The first thing that many of us in first year are told after we get into DU is that our lives will revolve around whichever college society/ies that we choose. “ classroom se zyada society mai seekhega tu ( You will learn more in your society than in the classroom.)“ , “tujhe tera crowd society mai milega (You will find like-minded people in your society.)” While these monikers might stand true for the right society for an individual, it is not universally true.
What one should keep first and foremost with all endeavors including societies is the affect that it is has on our mental health. Societies and the extra work load they bring can have a negative impact even if we are surrounded by wonderful people in the society. Paridhi, a first year student from Jesus and Mary College, says “ I was not in a good place mental health wise, and I didn’t think I could commit to the work in a way I would’ve liked to, that resulted in me learning more too. With something like Poetry too, despite the society being full of amazing, empathetic women; it felt like a burden to keep afloat with everything that was going on.”
In the current political scenario, if you are one of those who believe that now is the time to stand up and raise your voice for what India stands for, a college society can be a roadblock in your way and a source of frustration. Lots of societies choose to be ‘apolitical’ o down right apathetic to the situation in the country. With your societies refusing to take stands and/or prioritising practice or work before dissenting, It is a very valid reason to leave your society. Apoliticism, of all things, is ironically one of the things followed in many societies that function around expressing your opinions. All this, amongst major national political crisis.

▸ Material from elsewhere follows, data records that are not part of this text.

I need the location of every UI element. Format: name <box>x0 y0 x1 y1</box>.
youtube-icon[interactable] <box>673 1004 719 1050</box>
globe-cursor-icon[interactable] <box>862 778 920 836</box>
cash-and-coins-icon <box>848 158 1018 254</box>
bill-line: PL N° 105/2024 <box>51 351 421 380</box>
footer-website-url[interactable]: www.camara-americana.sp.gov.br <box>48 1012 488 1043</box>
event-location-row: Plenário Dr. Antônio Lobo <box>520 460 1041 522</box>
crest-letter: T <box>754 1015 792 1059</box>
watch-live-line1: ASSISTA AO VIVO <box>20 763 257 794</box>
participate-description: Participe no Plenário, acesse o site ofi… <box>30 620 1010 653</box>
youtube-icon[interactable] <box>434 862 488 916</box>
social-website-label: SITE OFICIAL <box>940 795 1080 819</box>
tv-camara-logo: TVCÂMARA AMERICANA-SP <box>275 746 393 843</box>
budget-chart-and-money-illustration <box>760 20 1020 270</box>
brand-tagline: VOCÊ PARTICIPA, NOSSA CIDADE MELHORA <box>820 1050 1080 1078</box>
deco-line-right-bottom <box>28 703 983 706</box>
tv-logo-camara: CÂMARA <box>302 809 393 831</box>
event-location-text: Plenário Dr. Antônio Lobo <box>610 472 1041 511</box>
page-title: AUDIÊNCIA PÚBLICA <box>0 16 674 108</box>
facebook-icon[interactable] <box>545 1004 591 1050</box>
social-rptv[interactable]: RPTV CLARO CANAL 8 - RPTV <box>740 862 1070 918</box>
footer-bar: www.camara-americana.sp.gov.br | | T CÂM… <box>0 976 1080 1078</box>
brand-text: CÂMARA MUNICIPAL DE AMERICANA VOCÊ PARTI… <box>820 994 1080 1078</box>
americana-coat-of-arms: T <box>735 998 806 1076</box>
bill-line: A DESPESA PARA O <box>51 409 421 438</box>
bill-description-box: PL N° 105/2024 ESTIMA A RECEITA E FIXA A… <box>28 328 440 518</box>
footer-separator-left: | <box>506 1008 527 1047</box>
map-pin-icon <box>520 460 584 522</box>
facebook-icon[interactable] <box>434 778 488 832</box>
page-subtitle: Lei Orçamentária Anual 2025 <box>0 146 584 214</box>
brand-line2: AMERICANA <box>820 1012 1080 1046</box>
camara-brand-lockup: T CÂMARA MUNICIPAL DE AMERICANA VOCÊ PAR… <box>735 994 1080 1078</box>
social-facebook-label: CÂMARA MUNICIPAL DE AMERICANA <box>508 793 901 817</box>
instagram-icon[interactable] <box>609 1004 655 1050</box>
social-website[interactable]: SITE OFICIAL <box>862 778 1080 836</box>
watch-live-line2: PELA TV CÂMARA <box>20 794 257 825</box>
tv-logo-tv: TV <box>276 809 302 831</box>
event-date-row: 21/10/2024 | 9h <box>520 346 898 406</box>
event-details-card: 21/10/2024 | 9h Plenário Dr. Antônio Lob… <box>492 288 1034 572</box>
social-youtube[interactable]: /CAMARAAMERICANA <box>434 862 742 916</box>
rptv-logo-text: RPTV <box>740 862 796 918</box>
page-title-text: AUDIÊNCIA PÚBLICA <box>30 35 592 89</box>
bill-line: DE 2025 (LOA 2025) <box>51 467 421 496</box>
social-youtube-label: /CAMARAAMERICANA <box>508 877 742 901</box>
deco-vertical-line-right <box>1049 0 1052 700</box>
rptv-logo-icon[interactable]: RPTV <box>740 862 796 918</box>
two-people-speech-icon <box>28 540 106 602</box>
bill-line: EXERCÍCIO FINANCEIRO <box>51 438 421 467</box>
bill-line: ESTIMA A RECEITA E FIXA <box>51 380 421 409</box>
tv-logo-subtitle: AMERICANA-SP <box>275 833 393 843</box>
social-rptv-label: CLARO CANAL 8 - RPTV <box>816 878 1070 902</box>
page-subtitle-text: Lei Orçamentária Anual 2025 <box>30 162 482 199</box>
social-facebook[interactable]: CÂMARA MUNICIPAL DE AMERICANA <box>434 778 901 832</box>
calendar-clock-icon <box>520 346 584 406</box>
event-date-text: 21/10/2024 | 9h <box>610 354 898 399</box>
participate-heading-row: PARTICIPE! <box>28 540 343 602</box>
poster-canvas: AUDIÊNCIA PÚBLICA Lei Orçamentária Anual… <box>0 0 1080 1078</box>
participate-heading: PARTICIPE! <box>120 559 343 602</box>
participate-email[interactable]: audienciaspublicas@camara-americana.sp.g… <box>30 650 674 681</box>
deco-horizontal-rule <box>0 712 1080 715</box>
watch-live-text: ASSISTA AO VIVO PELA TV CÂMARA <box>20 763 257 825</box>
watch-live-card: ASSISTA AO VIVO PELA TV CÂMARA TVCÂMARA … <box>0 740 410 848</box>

Another reason one would join a society is for professional growth, and this dilemma between professional growth and fun is the reason why many of us end up in academic societies as well as cultural societies. But managing many societies at a time isn’t everyone’s cup of tea, which at times forces one to leave a society. Theoretically, one should go for professional growth but cultural societies get an upper hand because of the family like feeling that one gets owing to hours and hours of practice, hundreds of cultural fests to compete in and the liberal way in which they function.
But not all societies are a family, a fresher to the society may find it difficult to socialise with their seniors, thus getting the sense of lonesome even after spending most of your day with their society. This feeling of alienation could also be the reason you want to leave your society.
Amidst all these fun and partying that these societies offer, they also come with a pinch of salt in the form of toxicity arising from the “circuits” that each society has in the University. Every weekend there is a new competition, a new tournament, with the same people in the circuit one would see the same people quite often! While many of us would want to be friends with different people within the circuit, there is also this competitiveness owing to everyone’s desire to win the cash prizes that leads to this toxicity. Sadly, this is the ugly truth of societies that make it unbearable for someone who is not much dedicated to the art.
Whatever be your passion, there is a society for that, but at the same time, if you feel like a particular society would not help you to pursue your dreams, it is okay for you to leave it and make a trail of your own, for one can take the road less traveled.